I got a flash last night of why it is that this new Internet age is so separating us from the young. There was an announcement that a new app-- the very word offends me, word that it really isn't-- will answer needs before they are expressed e-wise: that is to say that all your apps, talking to each other, will determine from another app where the traffic is too heavy, for instance, and notify your GPS(huh?) to send you on another, route, anticipating your not wanting to get where it is heavily congested,
Well, what is heavily congested by all this new shit(my word for app,) is the spirit. When I examined what I wrote the other day about my darling friend Pam, and our losing each other because she was so tuned in to the net, to its near psychotic immediacy, that she simply could not understand or tolerate the truth that I couldn't keep up, bright as I was once rumored to be, and, I pray, undiminished by time as I still am, at least mentally. And not being able to keep up in that instance was because I have usually taken time to think about what it was I was addressing, in the way of a challenge, in a hope, even, as some will do of a pensive evening, a prayer. I'm not talking religion here, but the reaching out we all have to do when there is something we long for, in the way of getting through to somebody, or, if it should be out there for someone besides George Lucas, a Force.

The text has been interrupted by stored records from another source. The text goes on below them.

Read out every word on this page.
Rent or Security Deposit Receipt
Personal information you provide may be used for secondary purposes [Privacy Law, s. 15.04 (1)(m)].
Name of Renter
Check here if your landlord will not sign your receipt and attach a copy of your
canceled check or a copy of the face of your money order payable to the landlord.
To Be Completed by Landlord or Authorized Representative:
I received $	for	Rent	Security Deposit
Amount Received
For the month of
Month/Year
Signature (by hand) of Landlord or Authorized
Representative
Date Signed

Then last night I passed my new neighbor, a lovely young newlywed who just moved in, having come to LA and taken a job marketing for a game company. And as she tried to explain exactly what it was to me, I understood it was part of this Today world, where young people don't see or want to see the same movies we did, the ones with characters in them, with longings, and a story that didn't just zap. And I said to her, understanding in a flash as you sometimes can, that what today is giving us is NO TIME TO REFLECT. That's it. Everything is connected to immediacy. Instant feedback from the computer, about to be upgraded, supposedly, into anticipating what you might have wanted to ask, where you might have wanted to go, to eat, to... everything but dream.
Dreaming is food for the soul. And the tragedy of today is that, as Mame said, Most poor suckers are starving to death. Reflection is digesting what you are taking in. To have no time for it, or inclination, with everything being Instant, with Immediate Feedback, diminishes our capacity to feel on the deepest level. What would Thoreau do, I asked myself last night, as I put a copy of WALDEN on the table by my bed.
Well, for sure he would have been too smart to tune in to any of this shit. Forgive me: apps.